Der Ire ist ein offenes Buch. Jedenfalls seit vergangenem Montag, als „That’s Ireland: A Miscellany“ von Damien Corless und Michael Nugent erschien. Das Buch ist eine Art Lexikon für bizarre und skurrile Fakten rund um die Grüne Insel. Bei der Lektüre wird man das Gefühl nicht los, dass die meisten Iren einen Knall haben.

Politiker zum Beispiel. Premierminister Bertie Ahern behauptete einmal: „Zyniker verweisen auf die Vergangenheit, aber wir leben in der Zukunft.“ Die findet hoffentlich ohne ihn statt. Einmal machte er mit einem Schlag die Kampagne gegen Alkohol am Steuer zunichte: „Ich kann eine ganze Menge großer Biere trinken und danach noch Auto fahren“, sagte er zur besten Sendezeit in die Kamera.
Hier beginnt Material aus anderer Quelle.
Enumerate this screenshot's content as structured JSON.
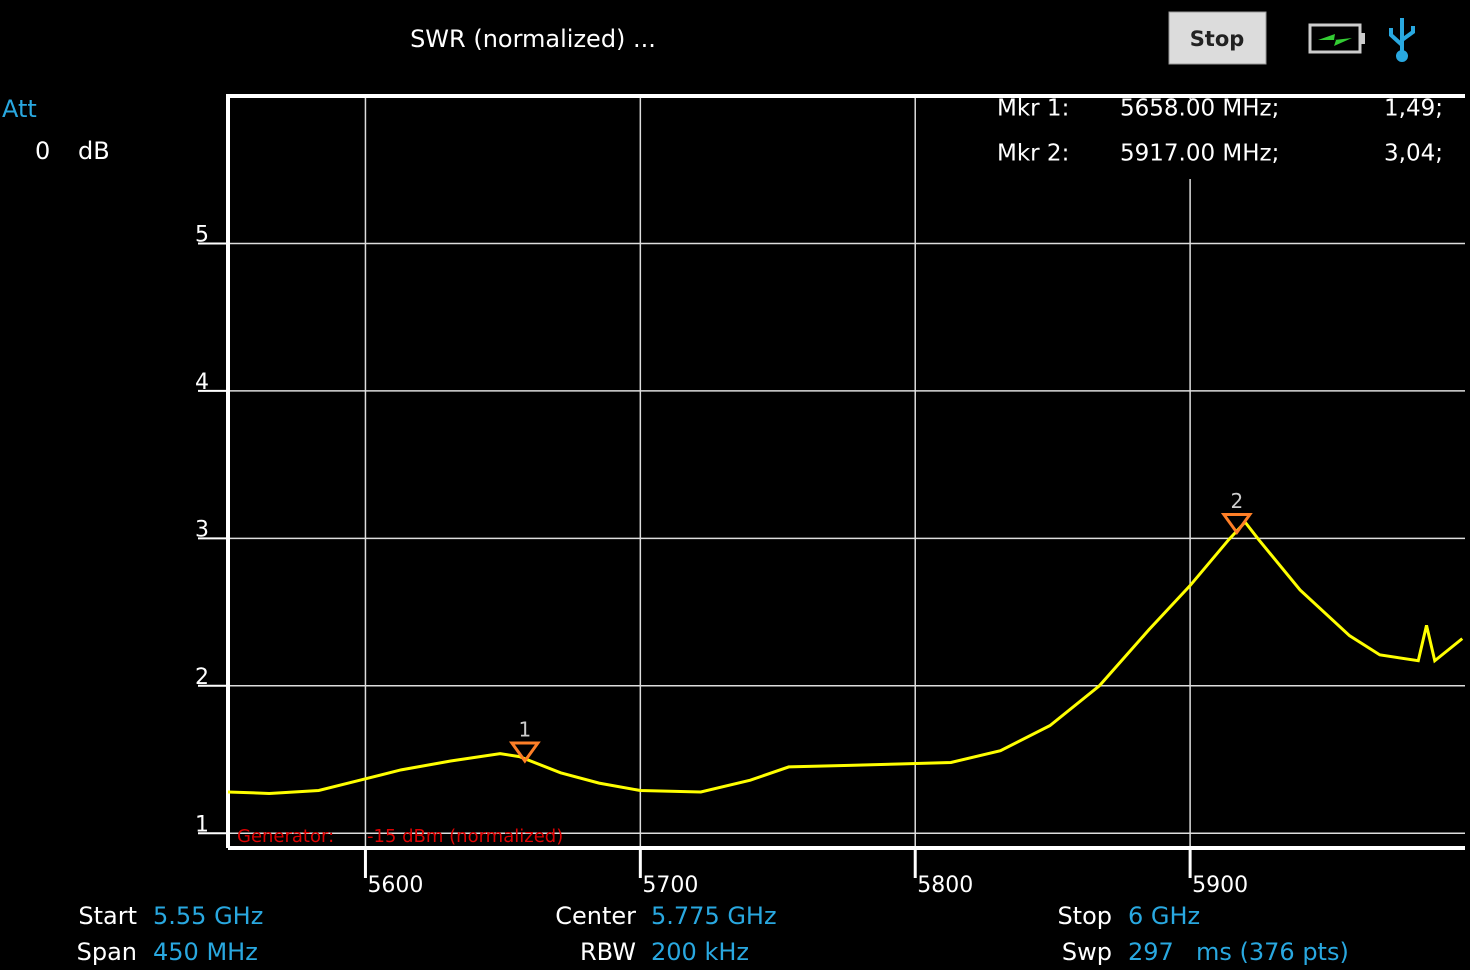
{
  "header": {
    "title": "SWR (normalized) ...",
    "button": "Stop",
    "att_label": "Att",
    "att_value": "0",
    "att_unit": "dB"
  },
  "chart_data": {
    "type": "line",
    "color": "#ffff00",
    "x": [
      5550,
      5565,
      5583,
      5598,
      5613,
      5631,
      5649,
      5656,
      5671,
      5685,
      5700,
      5722,
      5740,
      5754,
      5776,
      5794,
      5813,
      5831,
      5849,
      5867,
      5885,
      5900,
      5914,
      5920,
      5925,
      5940,
      5958,
      5969,
      5983,
      5986,
      5989,
      5999
    ],
    "values": [
      1.28,
      1.27,
      1.29,
      1.36,
      1.43,
      1.49,
      1.54,
      1.52,
      1.41,
      1.34,
      1.29,
      1.28,
      1.36,
      1.45,
      1.46,
      1.47,
      1.48,
      1.56,
      1.73,
      2.0,
      2.38,
      2.68,
      2.99,
      3.11,
      2.99,
      2.65,
      2.34,
      2.21,
      2.17,
      2.41,
      2.17,
      2.32
    ],
    "xlim": [
      5550,
      6000
    ],
    "xticks": [
      5600,
      5700,
      5800,
      5900
    ],
    "ylim": [
      0.9,
      6
    ],
    "yticks": [
      1,
      2,
      3,
      4,
      5
    ],
    "grid": true,
    "marker_color": "#ff7f27",
    "markers": [
      {
        "name": "1",
        "label": "Mkr 1:",
        "x": 5658,
        "x_label": "5658.00 MHz;",
        "y": 1.49,
        "y_label": "1,49;"
      },
      {
        "name": "2",
        "label": "Mkr 2:",
        "x": 5917,
        "x_label": "5917.00 MHz;",
        "y": 3.04,
        "y_label": "3,04;"
      }
    ],
    "annotation": {
      "label": "Generator:",
      "value": "-15 dBm (normalized)"
    }
  },
  "footer": {
    "start_label": "Start",
    "start": "5.55 GHz",
    "span_label": "Span",
    "span": "450 MHz",
    "center_label": "Center",
    "center": "5.775 GHz",
    "rbw_label": "RBW",
    "rbw": "200 kHz",
    "stop_label": "Stop",
    "stop": "6 GHz",
    "swp_label": "Swp",
    "swp": "297",
    "swp_unit": "ms (376 pts)"
  }
}
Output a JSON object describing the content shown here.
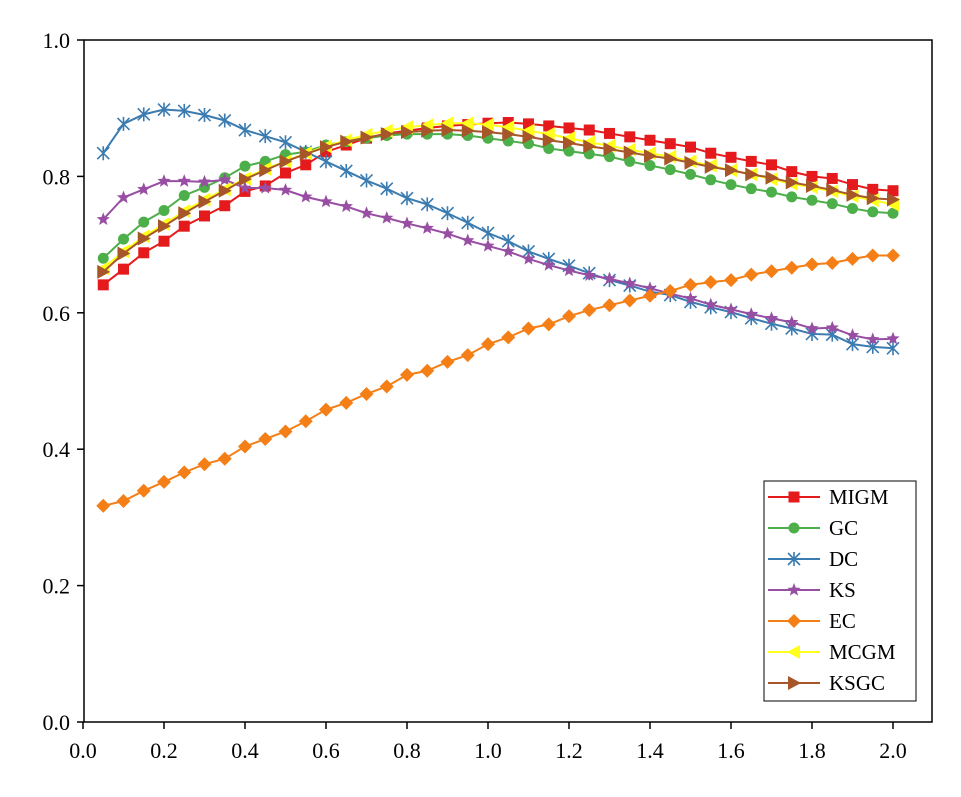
{
  "chart_data": {
    "type": "line",
    "title": "",
    "xlabel": "",
    "ylabel": "",
    "xlim": [
      0.0,
      2.1
    ],
    "ylim": [
      0.0,
      1.0
    ],
    "x_ticks": [
      0.0,
      0.2,
      0.4,
      0.6,
      0.8,
      1.0,
      1.2,
      1.4,
      1.6,
      1.8,
      2.0
    ],
    "x_tick_labels": [
      "0.0",
      "0.2",
      "0.4",
      "0.6",
      "0.8",
      "1.0",
      "1.2",
      "1.4",
      "1.6",
      "1.8",
      "2.0"
    ],
    "y_ticks": [
      0.0,
      0.2,
      0.4,
      0.6,
      0.8,
      1.0
    ],
    "y_tick_labels": [
      "0.0",
      "0.2",
      "0.4",
      "0.6",
      "0.8",
      "1.0"
    ],
    "grid": false,
    "legend_position": "bottom-right",
    "x": [
      0.05,
      0.1,
      0.15,
      0.2,
      0.25,
      0.3,
      0.35,
      0.4,
      0.45,
      0.5,
      0.55,
      0.6,
      0.65,
      0.7,
      0.75,
      0.8,
      0.85,
      0.9,
      0.95,
      1.0,
      1.05,
      1.1,
      1.15,
      1.2,
      1.25,
      1.3,
      1.35,
      1.4,
      1.45,
      1.5,
      1.55,
      1.6,
      1.65,
      1.7,
      1.75,
      1.8,
      1.85,
      1.9,
      1.95,
      2.0
    ],
    "series": [
      {
        "name": "MIGM",
        "color": "#e41a1c",
        "marker": "square",
        "values": [
          0.641,
          0.664,
          0.688,
          0.705,
          0.727,
          0.742,
          0.757,
          0.778,
          0.786,
          0.805,
          0.817,
          0.836,
          0.846,
          0.856,
          0.863,
          0.867,
          0.871,
          0.874,
          0.876,
          0.878,
          0.879,
          0.877,
          0.874,
          0.871,
          0.868,
          0.863,
          0.858,
          0.853,
          0.848,
          0.843,
          0.834,
          0.828,
          0.822,
          0.817,
          0.807,
          0.8,
          0.797,
          0.788,
          0.781,
          0.779
        ]
      },
      {
        "name": "GC",
        "color": "#4daf4a",
        "marker": "circle",
        "values": [
          0.68,
          0.708,
          0.733,
          0.75,
          0.772,
          0.784,
          0.798,
          0.815,
          0.822,
          0.832,
          0.836,
          0.846,
          0.851,
          0.856,
          0.86,
          0.862,
          0.862,
          0.862,
          0.86,
          0.856,
          0.852,
          0.848,
          0.841,
          0.837,
          0.833,
          0.829,
          0.822,
          0.816,
          0.81,
          0.803,
          0.795,
          0.788,
          0.782,
          0.777,
          0.77,
          0.765,
          0.76,
          0.753,
          0.748,
          0.746
        ]
      },
      {
        "name": "DC",
        "color": "#3a7bb0",
        "marker": "asterisk",
        "values": [
          0.834,
          0.877,
          0.891,
          0.898,
          0.896,
          0.89,
          0.882,
          0.868,
          0.859,
          0.85,
          0.836,
          0.822,
          0.808,
          0.794,
          0.782,
          0.768,
          0.759,
          0.746,
          0.732,
          0.717,
          0.705,
          0.69,
          0.679,
          0.669,
          0.658,
          0.648,
          0.64,
          0.631,
          0.626,
          0.616,
          0.608,
          0.601,
          0.592,
          0.584,
          0.577,
          0.569,
          0.568,
          0.554,
          0.55,
          0.548
        ]
      },
      {
        "name": "KS",
        "color": "#984ea3",
        "marker": "star",
        "values": [
          0.737,
          0.769,
          0.781,
          0.793,
          0.793,
          0.792,
          0.795,
          0.783,
          0.783,
          0.78,
          0.77,
          0.763,
          0.756,
          0.746,
          0.739,
          0.731,
          0.724,
          0.716,
          0.706,
          0.698,
          0.69,
          0.679,
          0.67,
          0.662,
          0.655,
          0.65,
          0.643,
          0.636,
          0.628,
          0.621,
          0.612,
          0.605,
          0.598,
          0.592,
          0.586,
          0.577,
          0.578,
          0.567,
          0.561,
          0.562
        ]
      },
      {
        "name": "EC",
        "color": "#f47f17",
        "marker": "diamond",
        "values": [
          0.317,
          0.324,
          0.339,
          0.352,
          0.366,
          0.378,
          0.386,
          0.404,
          0.415,
          0.426,
          0.441,
          0.458,
          0.468,
          0.481,
          0.492,
          0.509,
          0.515,
          0.528,
          0.538,
          0.554,
          0.564,
          0.577,
          0.583,
          0.595,
          0.604,
          0.611,
          0.618,
          0.625,
          0.632,
          0.641,
          0.645,
          0.648,
          0.656,
          0.661,
          0.666,
          0.671,
          0.673,
          0.679,
          0.684,
          0.684
        ]
      },
      {
        "name": "MCGM",
        "color": "#ffff1a",
        "marker": "triangle-left",
        "values": [
          0.665,
          0.69,
          0.712,
          0.73,
          0.749,
          0.766,
          0.781,
          0.797,
          0.811,
          0.822,
          0.834,
          0.844,
          0.853,
          0.861,
          0.867,
          0.872,
          0.875,
          0.878,
          0.878,
          0.876,
          0.872,
          0.867,
          0.862,
          0.856,
          0.85,
          0.845,
          0.839,
          0.834,
          0.829,
          0.822,
          0.816,
          0.809,
          0.803,
          0.796,
          0.789,
          0.784,
          0.778,
          0.771,
          0.765,
          0.759
        ]
      },
      {
        "name": "KSGC",
        "color": "#a65628",
        "marker": "triangle-right",
        "values": [
          0.66,
          0.687,
          0.709,
          0.727,
          0.746,
          0.763,
          0.779,
          0.796,
          0.809,
          0.822,
          0.833,
          0.843,
          0.851,
          0.857,
          0.862,
          0.865,
          0.867,
          0.868,
          0.867,
          0.865,
          0.862,
          0.858,
          0.853,
          0.849,
          0.844,
          0.84,
          0.835,
          0.83,
          0.826,
          0.82,
          0.814,
          0.809,
          0.803,
          0.798,
          0.791,
          0.786,
          0.78,
          0.773,
          0.768,
          0.766
        ]
      }
    ]
  }
}
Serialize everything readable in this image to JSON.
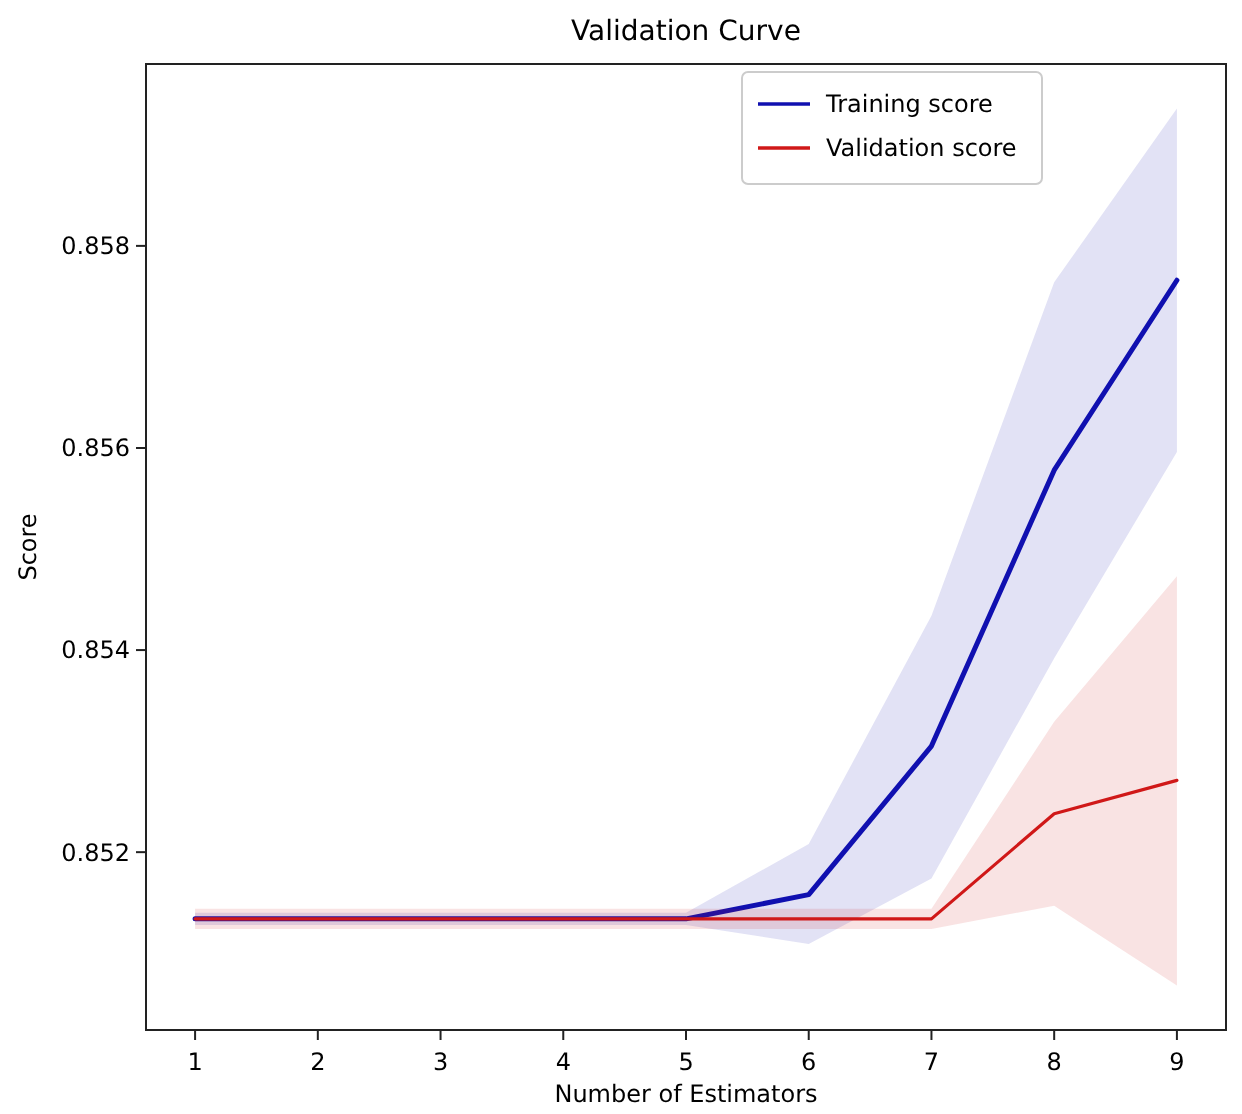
{
  "chart_data": {
    "type": "line",
    "title": "Validation Curve",
    "xlabel": "Number of Estimators",
    "ylabel": "Score",
    "x": [
      1,
      2,
      3,
      4,
      5,
      6,
      7,
      8,
      9
    ],
    "series": [
      {
        "name": "Training score",
        "color": "#1010b0",
        "values": [
          0.85134,
          0.85134,
          0.85134,
          0.85134,
          0.85134,
          0.85158,
          0.85305,
          0.85578,
          0.85766
        ],
        "lower": [
          0.85128,
          0.85128,
          0.85128,
          0.85128,
          0.85128,
          0.85109,
          0.85174,
          0.85392,
          0.85596
        ],
        "upper": [
          0.8514,
          0.8514,
          0.8514,
          0.8514,
          0.8514,
          0.85208,
          0.85434,
          0.85764,
          0.85936
        ]
      },
      {
        "name": "Validation score",
        "color": "#d01818",
        "values": [
          0.85134,
          0.85134,
          0.85134,
          0.85134,
          0.85134,
          0.85134,
          0.85134,
          0.85238,
          0.85271
        ],
        "lower": [
          0.85124,
          0.85124,
          0.85124,
          0.85124,
          0.85124,
          0.85124,
          0.85124,
          0.85147,
          0.85068
        ],
        "upper": [
          0.85144,
          0.85144,
          0.85144,
          0.85144,
          0.85144,
          0.85144,
          0.85144,
          0.85329,
          0.85473
        ]
      }
    ],
    "xlim": [
      0.6,
      9.4
    ],
    "xticks": [
      1,
      2,
      3,
      4,
      5,
      6,
      7,
      8,
      9
    ],
    "ylim": [
      0.85024,
      0.8598
    ],
    "yticks": [
      0.852,
      0.854,
      0.856,
      0.858
    ],
    "grid": false,
    "legend": "top right",
    "marker": "none",
    "line_style": "solid"
  }
}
Früher waren die Politiker auch nicht besser. So protestierte ein Abgeordneter, als Irland 1923 die Sommerzeit einführte, weil „Bauern die offizielle Zeit sowieso ignorieren, außer sie müssen einen Bus kriegen“. Oder sie müssen zu einem Sheeba-Konzert. Die Girl Group bekam 1980 nach einem Auftritt kübelweise Post von ledigen Bauern. „Ich bin seit Jahren ein großer Fan von dir“, behauptete einer. „Deine Singerei gefällt mir aber nicht. Ich habe gelesen, dass du große, schlanke Männer magst. Ich bin ein großer, schlanker Mann.“ Ein Kuhhirt fragte: „Erinnerst du dich an mich? Ich war der Typ in der ersten Reihe mit dem schwarzen Anorak. Du sagtest, dass du mich nach dem Konzert am Haupteingang treffen würdest, aber du kamst nicht.“

Den Bauern kann geholfen werden. Das Buch enthält eine Liste der Ortschaften mit dem größten Frauenüberschuss: In Gillabbey im Süden Irlands sind 65 Prozent der Bevölkerung Frauen. Nicht angegeben ist allerdings, wie groß die Bevölkerung ist, möglicherweise hat der Ort nur ein Dutzend Einwohner.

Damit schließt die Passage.